Una flecha golpeó la barandilla justo delante de él.
—¡Ésa era su última oportunidad! —ladró—. ¡Ganchos preparados! ¡Vosotros, los
de ahí! ¡Ponednos a su altura!
A bordo del navío enemigo, la tripulación se afanaba por preparar la catapulta, pero
las fuerzas de Faros ya se habían acercado demasiado para que esa arma fuera una
amenaza. Mientras tanto, el otro barco rebelde disparaba su balista desde el otro lado, sin
dar tregua al navío imperial.
—¡Asegúrate de que la tripulación sabe que no quiero que el enemigo se vaya a
pique, Botanos!
—¡Sí, ya lo saben!
El Cresta se acercó de lado. Mientras una lluvia de flechas caía sobre los rebeldes,
los ganchos se fijaban en la barandilla del enemigo. Dos marinos de Botanos se
desplomaron muertos y un tercero se retiró herido en el brazo, pero la mayor parte de la
tripulación mantuvo su posición. Ya había más de una docena de ganchos bien sujetos.
—¡Tirad, maldita sea! —gritó el capitán Botanos.
Faros hizo una señal a los arqueros.
—¡Fuego!
La segunda cortina de flechas fue más intensa y diezmó las filas enemigas.
Respondieron con unos pocos cuadrillos, pero apenas causaron daños. Lanzando un
gruñido por el esfuerzo, los marinos acercaron más los cascos. Los rebeldes aullaron
pensando en la batalla que se avecinaba.
Arrapada entre dos enemigos de más envergadura, la tripulación del barco imperial
no podía defender los dos flancos. Mientras el segundo navío rebelde los hostigaba por el
otro lateral, Faros atacó con ansia al primer soldado que se le puso por delante. La hoja de
la espada le atravesó la garganta. Hirió a otro enemigo en el antebrazo e intercambió golpes
con un tercero.
Los rebeldes se desplegaban por la cubierta. Tras verse obligados a retroceder
rápidamente de la barandilla, los soldados imperiales intentaban reagruparse. Una hembra
de hocico estrecho y pelo entrecano, seguramente la capitana, logró formar una línea, pero
antes de que Faros pudiera encargarse de ella, una flecha del segundo barco rebelde se le
clavó entre las paletillas.
Los supervivientes del navío imperial no tardaron en sumirse en el caos. Se
convirtieron en presas fáciles para la superioridad de sus atacantes. En poco tiempo, la
resistencia se desmoronó. Faros pensó en ejecutar a todos los que se rindieran, pero llegó a
la conclusión de que los prisioneros podrían ser valiosos.

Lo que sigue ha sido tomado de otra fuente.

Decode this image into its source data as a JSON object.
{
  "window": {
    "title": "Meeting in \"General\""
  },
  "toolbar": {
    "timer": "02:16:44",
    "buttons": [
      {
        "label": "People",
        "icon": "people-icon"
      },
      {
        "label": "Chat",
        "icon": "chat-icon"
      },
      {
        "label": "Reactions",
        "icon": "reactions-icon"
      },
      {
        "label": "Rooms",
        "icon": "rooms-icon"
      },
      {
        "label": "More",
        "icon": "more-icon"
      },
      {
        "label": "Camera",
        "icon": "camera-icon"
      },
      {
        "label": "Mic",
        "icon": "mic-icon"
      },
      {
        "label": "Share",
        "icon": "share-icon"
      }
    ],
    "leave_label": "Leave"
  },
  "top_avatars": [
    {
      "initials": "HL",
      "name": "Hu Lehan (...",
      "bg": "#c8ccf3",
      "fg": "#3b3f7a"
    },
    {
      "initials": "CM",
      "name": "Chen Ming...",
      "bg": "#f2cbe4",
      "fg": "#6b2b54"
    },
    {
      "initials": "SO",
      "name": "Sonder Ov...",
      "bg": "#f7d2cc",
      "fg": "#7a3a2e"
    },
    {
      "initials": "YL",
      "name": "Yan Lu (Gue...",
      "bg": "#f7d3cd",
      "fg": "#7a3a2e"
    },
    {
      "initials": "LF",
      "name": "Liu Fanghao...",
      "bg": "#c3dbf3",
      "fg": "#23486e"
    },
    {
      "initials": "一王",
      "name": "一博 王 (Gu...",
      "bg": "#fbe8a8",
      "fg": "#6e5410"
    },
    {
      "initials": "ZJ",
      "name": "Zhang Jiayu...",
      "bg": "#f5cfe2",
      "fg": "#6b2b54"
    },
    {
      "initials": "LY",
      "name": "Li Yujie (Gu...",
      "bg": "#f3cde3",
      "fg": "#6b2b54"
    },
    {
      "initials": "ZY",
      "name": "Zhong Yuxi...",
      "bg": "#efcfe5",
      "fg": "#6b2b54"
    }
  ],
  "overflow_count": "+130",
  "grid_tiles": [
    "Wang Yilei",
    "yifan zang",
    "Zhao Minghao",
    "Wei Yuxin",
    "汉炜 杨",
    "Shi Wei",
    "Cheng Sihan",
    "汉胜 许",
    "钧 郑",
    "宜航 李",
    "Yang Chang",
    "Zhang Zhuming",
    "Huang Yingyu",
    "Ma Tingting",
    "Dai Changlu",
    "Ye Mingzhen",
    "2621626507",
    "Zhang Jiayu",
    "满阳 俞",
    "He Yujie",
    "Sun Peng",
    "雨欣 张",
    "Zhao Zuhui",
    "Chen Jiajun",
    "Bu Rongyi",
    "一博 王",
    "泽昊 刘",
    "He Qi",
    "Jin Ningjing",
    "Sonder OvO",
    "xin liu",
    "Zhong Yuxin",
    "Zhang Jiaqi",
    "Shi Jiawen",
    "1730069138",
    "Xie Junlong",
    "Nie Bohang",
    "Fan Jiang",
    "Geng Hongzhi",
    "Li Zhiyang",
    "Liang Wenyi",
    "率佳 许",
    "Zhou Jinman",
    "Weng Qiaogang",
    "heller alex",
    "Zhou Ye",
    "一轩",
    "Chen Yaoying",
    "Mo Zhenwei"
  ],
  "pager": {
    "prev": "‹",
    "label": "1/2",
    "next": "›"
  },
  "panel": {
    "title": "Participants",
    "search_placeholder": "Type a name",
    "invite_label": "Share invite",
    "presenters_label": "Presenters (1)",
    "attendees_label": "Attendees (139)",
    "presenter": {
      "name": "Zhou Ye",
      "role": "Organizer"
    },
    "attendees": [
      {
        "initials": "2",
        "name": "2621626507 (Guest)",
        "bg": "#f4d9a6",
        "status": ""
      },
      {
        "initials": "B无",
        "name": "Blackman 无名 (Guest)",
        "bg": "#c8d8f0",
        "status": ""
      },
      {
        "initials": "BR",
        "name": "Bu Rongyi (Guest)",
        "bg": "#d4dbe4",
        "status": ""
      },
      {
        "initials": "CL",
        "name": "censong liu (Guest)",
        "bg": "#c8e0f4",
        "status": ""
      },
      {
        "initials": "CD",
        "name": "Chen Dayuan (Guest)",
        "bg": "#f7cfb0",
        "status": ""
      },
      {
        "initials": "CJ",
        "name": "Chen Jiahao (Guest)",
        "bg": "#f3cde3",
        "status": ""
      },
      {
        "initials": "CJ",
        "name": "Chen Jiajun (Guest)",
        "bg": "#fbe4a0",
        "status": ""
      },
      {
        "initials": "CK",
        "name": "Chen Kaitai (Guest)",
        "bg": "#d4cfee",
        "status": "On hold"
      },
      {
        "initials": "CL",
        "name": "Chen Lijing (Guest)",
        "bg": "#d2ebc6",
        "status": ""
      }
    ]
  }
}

—Es un buen barco —comentó el capitán Botanos a Faros cuando subió a bordo—.
Los desperfectos de la popa y los de la otra barandilla pueden arreglarse en poco tiempo.
Está en condiciones de luchar.
—Designa a alguien para que se encargue de todo y dale una dotación.
—Sí.
El segundo del Cresta, un minotauro con un parche en un ojo, llevó a rastras a una
figura desaliñada que resultó ser su homólogo en la nave imperial.
—¡Esto es todo lo que queda de los mandos enemigos, mi señor!
—Soy Oryrn —murmuró el prisionero en un tono lastimero—. ¡Mis cuernos os
pertenecen! ¡Tomadlos y acabad conmigo!
Faros levantó la espada y la pasó por uno de sus cuernos. La afilada hoja raspó el
hueso. Como Faros esperaba, Oryrn se estremeció por el dolor y la humillación. Para un
minotauro, los cuernos eran más valiosos que un brazo o incluso una pierna.
—Puedes conservar los cuernos y la vida si respondes a un par de sencillas
preguntas.
El cautivo intentó no mostrarse optimista, pero un tenue brillo iluminó sus ojos.
—¿Qué tipo de preguntas?
—¿Cuál es la isla más cercana?
Oryrn parpadeó, casi a punto de echarse a reír. Por lo visto, algo le parecía muy
gracioso, pero olvidó su buen humor en cuanto Faros volvió a rasparle el cuerno con la
espada.
—¿Estáis navegando por aquí y no lo sabéis? ¡Tal vez seáis buenos guerreros, pero
como marinos no valéis más que un enano gully!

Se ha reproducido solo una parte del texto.